Stars: Bryan Cranston, Aaron Paul, Dean Norris, Anna Gunn, Betsy Brandt, Jonathan Banks, Bob Odenkirk, RJ Mitte, Jesse Plemons, Laura Fraser
Since Breaking Bad's fifth and final season won't completely end until next summer, it's a bit unfair to evaluate half of creator Vince Gilligan's swan song against others shows' full seasons.
Then again, eight episodes' worth of seeing Walter White's (Bryan Cranston, giving more Emmy-worthy performances) makeshift drug empire steadily crumble is better than most programs' entire 13-episode seasons. From the opening episode's wonderfully out-there magnet heist to the midseason finale's game-changing Hank (Dean Norris) development, Breaking Bad did a fine job of amplifying the dread.

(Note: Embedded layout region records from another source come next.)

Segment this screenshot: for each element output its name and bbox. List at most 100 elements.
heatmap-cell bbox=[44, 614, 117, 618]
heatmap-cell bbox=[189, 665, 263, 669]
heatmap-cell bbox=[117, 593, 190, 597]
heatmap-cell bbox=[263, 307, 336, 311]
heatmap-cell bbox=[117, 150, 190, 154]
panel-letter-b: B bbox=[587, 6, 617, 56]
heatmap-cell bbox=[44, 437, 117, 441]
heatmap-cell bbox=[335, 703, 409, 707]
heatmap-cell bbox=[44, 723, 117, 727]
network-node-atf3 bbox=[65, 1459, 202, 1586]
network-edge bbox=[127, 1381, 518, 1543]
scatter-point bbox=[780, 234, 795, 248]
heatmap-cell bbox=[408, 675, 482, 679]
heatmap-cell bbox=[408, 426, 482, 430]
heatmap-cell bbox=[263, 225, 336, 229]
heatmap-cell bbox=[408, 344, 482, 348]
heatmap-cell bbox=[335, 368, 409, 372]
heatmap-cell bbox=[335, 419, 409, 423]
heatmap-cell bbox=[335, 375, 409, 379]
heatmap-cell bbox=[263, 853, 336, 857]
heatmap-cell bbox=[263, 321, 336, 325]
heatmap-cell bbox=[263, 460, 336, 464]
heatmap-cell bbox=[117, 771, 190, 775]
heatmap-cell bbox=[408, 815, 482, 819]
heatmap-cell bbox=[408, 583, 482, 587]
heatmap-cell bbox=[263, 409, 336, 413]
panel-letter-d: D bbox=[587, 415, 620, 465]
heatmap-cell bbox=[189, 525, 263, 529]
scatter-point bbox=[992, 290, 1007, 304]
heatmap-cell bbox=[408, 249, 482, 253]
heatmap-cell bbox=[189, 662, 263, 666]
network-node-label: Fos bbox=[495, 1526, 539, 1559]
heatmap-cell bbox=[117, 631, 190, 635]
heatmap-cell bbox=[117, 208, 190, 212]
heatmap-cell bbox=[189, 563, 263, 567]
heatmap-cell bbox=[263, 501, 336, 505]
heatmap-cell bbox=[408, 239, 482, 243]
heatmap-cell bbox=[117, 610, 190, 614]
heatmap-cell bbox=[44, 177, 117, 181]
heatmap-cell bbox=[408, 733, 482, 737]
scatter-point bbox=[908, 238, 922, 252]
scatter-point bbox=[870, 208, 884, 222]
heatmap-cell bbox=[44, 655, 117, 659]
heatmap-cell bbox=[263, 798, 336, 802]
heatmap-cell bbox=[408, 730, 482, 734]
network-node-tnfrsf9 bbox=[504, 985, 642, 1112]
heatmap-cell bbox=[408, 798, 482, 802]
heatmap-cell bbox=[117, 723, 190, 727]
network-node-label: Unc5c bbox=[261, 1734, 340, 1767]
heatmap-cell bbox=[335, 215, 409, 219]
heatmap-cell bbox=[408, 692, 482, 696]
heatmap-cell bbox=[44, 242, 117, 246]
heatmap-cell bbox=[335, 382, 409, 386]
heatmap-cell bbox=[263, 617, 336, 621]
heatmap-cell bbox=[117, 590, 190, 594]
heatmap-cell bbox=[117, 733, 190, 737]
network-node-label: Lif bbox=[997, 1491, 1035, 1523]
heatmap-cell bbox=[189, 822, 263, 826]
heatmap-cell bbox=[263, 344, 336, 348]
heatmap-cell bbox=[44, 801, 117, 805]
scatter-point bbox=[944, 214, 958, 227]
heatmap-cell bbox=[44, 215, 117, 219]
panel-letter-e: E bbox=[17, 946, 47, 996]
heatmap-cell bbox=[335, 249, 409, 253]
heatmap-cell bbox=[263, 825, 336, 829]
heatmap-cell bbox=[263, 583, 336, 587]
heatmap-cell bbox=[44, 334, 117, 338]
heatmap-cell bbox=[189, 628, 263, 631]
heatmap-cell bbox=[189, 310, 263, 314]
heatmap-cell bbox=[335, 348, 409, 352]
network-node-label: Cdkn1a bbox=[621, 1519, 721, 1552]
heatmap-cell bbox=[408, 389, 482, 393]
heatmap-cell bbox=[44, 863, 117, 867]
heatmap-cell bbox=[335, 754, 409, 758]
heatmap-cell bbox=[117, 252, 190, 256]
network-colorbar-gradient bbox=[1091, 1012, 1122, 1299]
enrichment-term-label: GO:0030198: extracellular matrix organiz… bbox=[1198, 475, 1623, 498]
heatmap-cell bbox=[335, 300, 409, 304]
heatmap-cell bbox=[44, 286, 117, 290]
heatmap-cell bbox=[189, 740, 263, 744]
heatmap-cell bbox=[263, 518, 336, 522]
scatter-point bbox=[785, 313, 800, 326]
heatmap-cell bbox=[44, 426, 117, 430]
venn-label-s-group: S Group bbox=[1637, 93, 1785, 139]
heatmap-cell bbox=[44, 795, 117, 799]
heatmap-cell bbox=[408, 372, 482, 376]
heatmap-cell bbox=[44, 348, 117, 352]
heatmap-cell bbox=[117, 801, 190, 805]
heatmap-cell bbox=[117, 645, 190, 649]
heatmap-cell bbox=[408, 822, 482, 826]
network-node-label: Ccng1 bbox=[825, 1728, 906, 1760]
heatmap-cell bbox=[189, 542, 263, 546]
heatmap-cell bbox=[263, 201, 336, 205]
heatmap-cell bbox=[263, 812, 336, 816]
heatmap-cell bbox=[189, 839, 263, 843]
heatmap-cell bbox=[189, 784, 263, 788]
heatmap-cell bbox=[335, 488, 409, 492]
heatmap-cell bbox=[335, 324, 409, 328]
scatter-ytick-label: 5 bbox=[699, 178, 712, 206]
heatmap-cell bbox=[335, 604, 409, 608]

Giving grizzled, scene-stealing co-star Jonathan Banks more screen-time was a masters' stroke executed by both Banks and Gilligan's creative team, and adding newcomer Jesse Plemons cleverly drove a seemingly unfixable wedge between Walt and Jesse (Aaron Paul). Not to mention, Plemons delivered one of Breaking Bad's most shocking, emotionally paralyzing moments—involving a handgun and a doomed little kid—at the end of the season's best hour, "Dead Freight."